15 Maar we zullen de waarheid bewaren in liefde, en zó in ieder opzicht opgroeien voor Hem, voor Christus, die het Hoofd is.
Rather, speaking the truth in love, we must grow up in every way into him who is the head, that is, Christ.
16 Door Hem wordt het ganse lichaam samengevoegd en samengehouden, omdat elk gewricht zijn taak vervult met de kracht, die ieder lid in ‘t bijzonder is toegemeten; en zó voltrekt zich de groei van het lichaam tot eigen opbouw in liefde.
From him the whole body, joined and held together by every supporting joint, grows and builds itself up in love as each individual part does its work.
17 Daarom zeg ik en bezweer ik u in den Heer, dat gij niet langer een leven moogt leiden, zoals de heidenen in hun ijdele gezindheid dit doen.
Therefore, I solemnly declare in the Lord that you should no longer walk as the rest of the Gentiles do, in the futility of their minds.
18 Want hun verstand is verduisterd en ze zijn vervreemd van het leven van God, omdat er onwetendheid onder hen heerst en hun hart is verstokt.
They are darkened in their understanding, being excluded from the life of God because of the ignorance that is in them due to the hardness of their hearts.
19 Ze hebben zich afgestompt en zich aan losbandigheid overgegeven, zodat ze uit hebzucht allerlei ontucht bedrijven.
They became callous and gave themselves up to lewd behavior, greedy to engage in every kind of impurity.
20 Maar zó hebt gij Christus niet leren kennen.
But you did not learn Christ in that way!
21 Gij hebt toch van Hem gehoord, en zijt in Hem onderwezen, wat de waarheid in Jesus is:
Surely you have heard about him and were taught in him, just as the truth is in Jesus,
22 met betrekking tot uw vroeger gedrag moet gij den ouden mens afleggen, die door bedriegelijke begeerten te gronde gaat;
to put off your old self, which belongs to your former way of life and is being corrupted by its deceitful desires,
23 gij moet u vernieuwen naar de inwendige geest;
to be renewed in the spirit of your minds,
24 gij moet den nieuwen mens aantrekken, die naar Gods beeld is geschapen in ware gerechtigheid en heiligheid.
and to put on the new self, created according to the image of God in true righteousness and holiness.
25 Legt daarom de leugen af en spreekt de waarheid tot den naaste, ieder voor zich; want ledematen zijn we van elkander.
Therefore, having laid aside falsehood, each of you must speak the truth with his neighbor, because we are members of one another.
26 Wordt gij toornig, zondigt dan niet; de zon ga niet onder over uw toorn;
Do not sin in your anger.
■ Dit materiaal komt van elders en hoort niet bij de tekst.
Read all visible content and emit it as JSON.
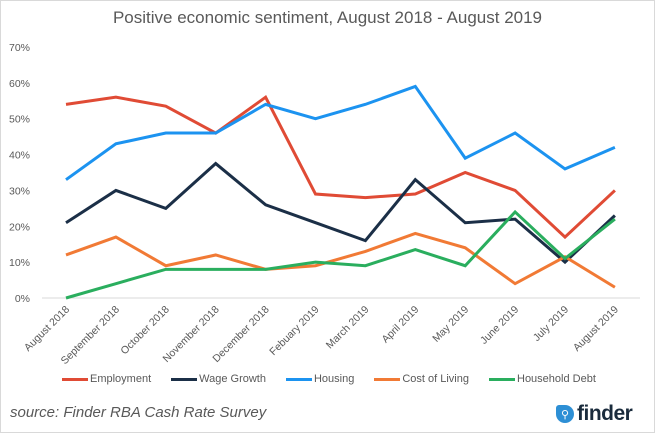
{
  "chart_data": {
    "type": "line",
    "title": "Positive economic sentiment, August 2018 - August 2019",
    "xlabel": "",
    "ylabel": "",
    "ylim": [
      0,
      70
    ],
    "yticks": [
      "0%",
      "10%",
      "20%",
      "30%",
      "40%",
      "50%",
      "60%",
      "70%"
    ],
    "ytick_values": [
      0,
      10,
      20,
      30,
      40,
      50,
      60,
      70
    ],
    "grid": false,
    "legend_position": "bottom",
    "categories": [
      "August 2018",
      "September 2018",
      "October 2018",
      "November 2018",
      "December 2018",
      "Febuary 2019",
      "March 2019",
      "April 2019",
      "May 2019",
      "June 2019",
      "July 2019",
      "August 2019"
    ],
    "series": [
      {
        "name": "Employment",
        "color": "#e04b35",
        "values": [
          54,
          56,
          53.5,
          46,
          56,
          29,
          28,
          29,
          35,
          30,
          17,
          30
        ]
      },
      {
        "name": "Wage Growth",
        "color": "#1b2f47",
        "values": [
          21,
          30,
          25,
          37.5,
          26,
          21,
          16,
          33,
          21,
          22,
          10,
          23
        ]
      },
      {
        "name": "Housing",
        "color": "#1c93f0",
        "values": [
          33,
          43,
          46,
          46,
          54,
          50,
          54,
          59,
          39,
          46,
          36,
          42
        ]
      },
      {
        "name": "Cost of Living",
        "color": "#f17a35",
        "values": [
          12,
          17,
          9,
          12,
          8,
          9,
          13,
          18,
          14,
          4,
          11.5,
          3
        ]
      },
      {
        "name": "Household Debt",
        "color": "#2aae5e",
        "values": [
          0,
          4,
          8,
          8,
          8,
          10,
          9,
          13.5,
          9,
          24,
          11,
          22
        ]
      }
    ]
  },
  "footer": {
    "source": "source: Finder RBA Cash Rate Survey",
    "logo_text": "finder",
    "logo_icon": "search-icon"
  }
}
Do not let the sun go down while you are still angry,
27 geeft geen vrij spel aan den duivel.
and do not give any opportunity to the devil.
28 De dief mag voortaan niet meer stelen, maar moet arbeiden, om met eigen handen de kost te verdienen, en iets over te houden, om het weg te schenken aan wie er behoefte aan heeft.
He who steals must no longer steal; rather he must labor, doing honest work with his hands, so that he may have something to contribute to anyone in need.
29 Uit uw mond kome geen vuile taal, maar goede woorden alleen, die zo nodig stichten kunnen, zodat ze voordeel brengen aan hen die ze horen.
Let no foul word come out of your mouth, but only what is good for edification, as fits the occasion, that it may give grace to those who hear.
30 Bedroeft ook niet Gods heiligen Geest, waarmee gij verzegeld zijt voor de Dag der Verlossing.
And do not grieve the Holy Spirit of God, by whom you were sealed for the day of redemption.
31 Verre van u alle bitterheid, gramschap, toorn, geschreeuw, laster en alle andere boosheid.
Put away all bitterness, wrath, anger, outbursts, and slander, together with all malice.
32 Maar weest minzaam en hartelijk jegens elkander; vergeeft elkander, gelijk ook God u door Christus vergiffenis heeft geschonken.
Be kind and compassionate to one another, forgiving one another, just as God in Christ has forgiven us.